You have recently added your old colleague Leon Chik to the investment team. You have worked together in the past but at bigger institutions. How is it different now that you’re working together in a small team at an independent business?
We first worked together in 2005 and have kept in touch over the years talking at length about companies and markets. He is dedicated and highly experienced with a broad knowledge of companies from many diverse industries. He was the number 1 rated analyst for Institutional Investor for HK/China Small & Midcaps and consistently in the top 3 from 2011 to 2017. More importantly, he has a strong work ethic and a good nose for ideas. In a bigger institution, you both have your specific roles and responsibilities and only interact when they overlap. In the fund, we will both work towards our common goal and interact at many different levels. He has a thorough in-depth research process with a strong analytical foundation. With a long history between us, we can speak freely and it is more efficient and effective to have quick frank conversations and be able to stress the investment case and gauge the level of conviction. This level of communication is critically important to us.
2020 didn’t follow the plan for any of us. What macro factors do you think are the ones that may impact Asian equities in the coming year?
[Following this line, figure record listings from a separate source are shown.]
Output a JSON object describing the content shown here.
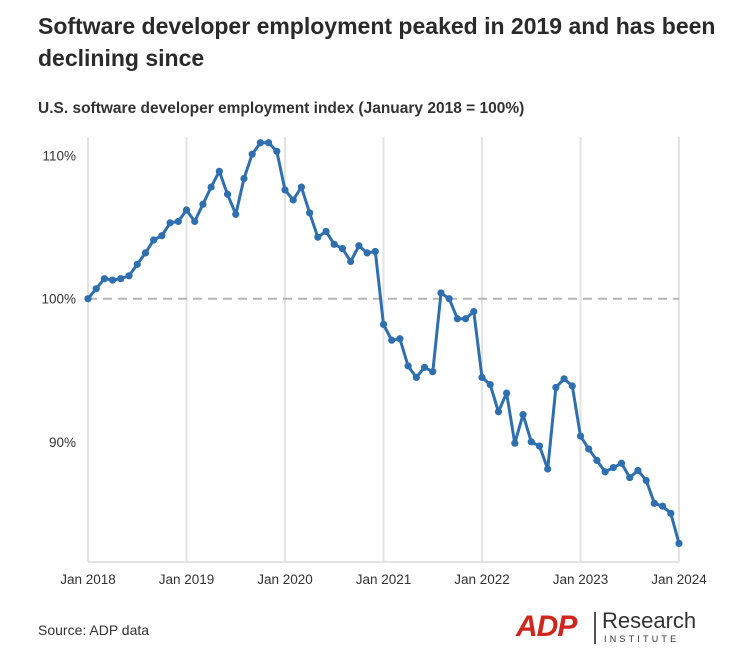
{
  "title": "Software developer employment peaked in 2019 and has been declining since",
  "source": "Source: ADP data",
  "logo": {
    "brand": "ADP",
    "name": "Research",
    "sub": "INSTITUTE"
  },
  "colors": {
    "line": "#2e6fb0",
    "reference": "#b5b5b5",
    "grid": "#e3e3e3",
    "brand_red": "#d0271d"
  },
  "chart_data": {
    "type": "line",
    "title": "U.S. software developer employment index (January 2018 = 100%)",
    "x_ticks": [
      "Jan 2018",
      "Jan 2019",
      "Jan 2020",
      "Jan 2021",
      "Jan 2022",
      "Jan 2023",
      "Jan 2024"
    ],
    "y_ticks": [
      "90%",
      "100%",
      "110%"
    ],
    "y_tick_values": [
      90,
      100,
      110
    ],
    "ylim": [
      81.6,
      111.3
    ],
    "reference_line": 100,
    "grid": "vertical",
    "series": [
      {
        "start": "Jan 2018",
        "frequency": "monthly",
        "values": [
          100.0,
          100.7,
          101.4,
          101.3,
          101.4,
          101.6,
          102.4,
          103.2,
          104.1,
          104.4,
          105.3,
          105.4,
          106.2,
          105.4,
          106.6,
          107.8,
          108.9,
          107.3,
          105.9,
          108.4,
          110.1,
          110.9,
          110.9,
          110.3,
          107.6,
          106.9,
          107.8,
          106.0,
          104.3,
          104.7,
          103.8,
          103.5,
          102.6,
          103.7,
          103.2,
          103.3,
          98.2,
          97.1,
          97.2,
          95.3,
          94.5,
          95.2,
          94.9,
          100.4,
          100.0,
          98.6,
          98.6,
          99.1,
          94.5,
          94.0,
          92.1,
          93.4,
          89.9,
          91.9,
          90.0,
          89.7,
          88.1,
          93.8,
          94.4,
          93.9,
          90.4,
          89.5,
          88.7,
          87.9,
          88.2,
          88.5,
          87.5,
          88.0,
          87.3,
          85.7,
          85.5,
          85.0,
          82.9
        ]
      }
    ]
  }
}
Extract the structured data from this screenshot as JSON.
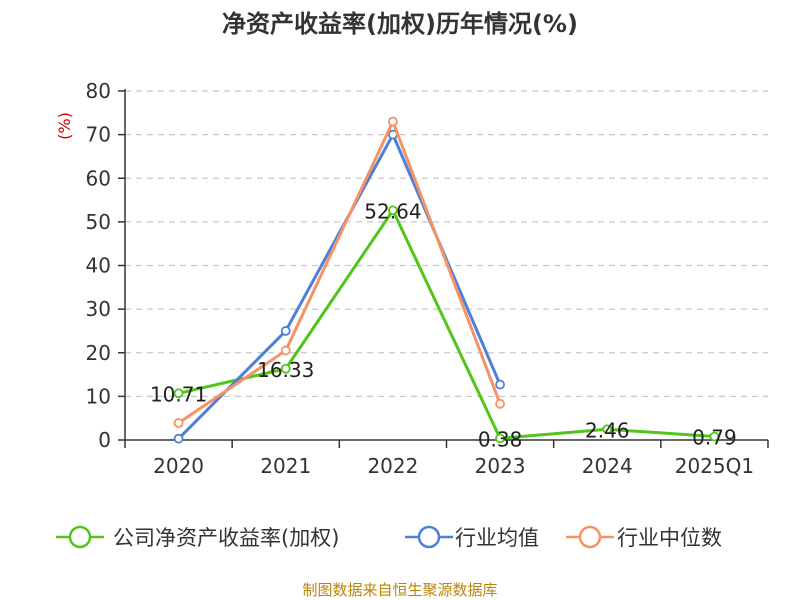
{
  "title": "净资产收益率(加权)历年情况(%)",
  "unit_label": "(%)",
  "source_text": "制图数据来自恒生聚源数据库",
  "chart_data": {
    "type": "line",
    "title": "净资产收益率(加权)历年情况(%)",
    "categories": [
      "2020",
      "2021",
      "2022",
      "2023",
      "2024",
      "2025Q1"
    ],
    "ylabel": "(%)",
    "ylim": [
      0,
      80
    ],
    "yticks": [
      "0",
      "10",
      "20",
      "30",
      "40",
      "50",
      "60",
      "70",
      "80"
    ],
    "grid": true,
    "legend_position": "bottom",
    "series": [
      {
        "name": "公司净资产收益率(加权)",
        "color": "#52c41a",
        "values": [
          10.71,
          16.33,
          52.64,
          0.38,
          2.46,
          0.79
        ],
        "labels": [
          "10.71",
          "16.33",
          "52.64",
          "0.38",
          "2.46",
          "0.79"
        ]
      },
      {
        "name": "行业均值",
        "color": "#4e7fd8",
        "values": [
          0.3,
          25,
          70,
          12.7,
          null,
          null
        ]
      },
      {
        "name": "行业中位数",
        "color": "#f59364",
        "values": [
          3.9,
          20.5,
          73,
          8.3,
          null,
          null
        ]
      }
    ]
  }
}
In the coming year, the main macro factors look to be increasingly constructive for Asian equities. The Biden administration should bring the benefit of a less antagonistic US-China relationship. The likelihood of a larger US government stimulus and spending together with highly accommodative monetary policy brings the fair wind of a weaker US dollar that should prompt more equity inflows to emerging markets. Global governments including China will look to ramp up their domestic economic recovery with consumption boosting measures and infrastructure spending. For us in Asia, the impact of Covid restrictions seem to be diminishing. There is a notable improvement in the economic data and company operating statistics and as a consequence, the corporate earnings rebound in 2021 and beyond should be considerable. Asian companies, particularly in Hong Kong and China, are now incentivised to re-organise with new listing rules and enticing valuations. In 2021 there will be more IPOs, M&A and spin-offs to crystalise value providing a rich pipeline of opportunities for investors.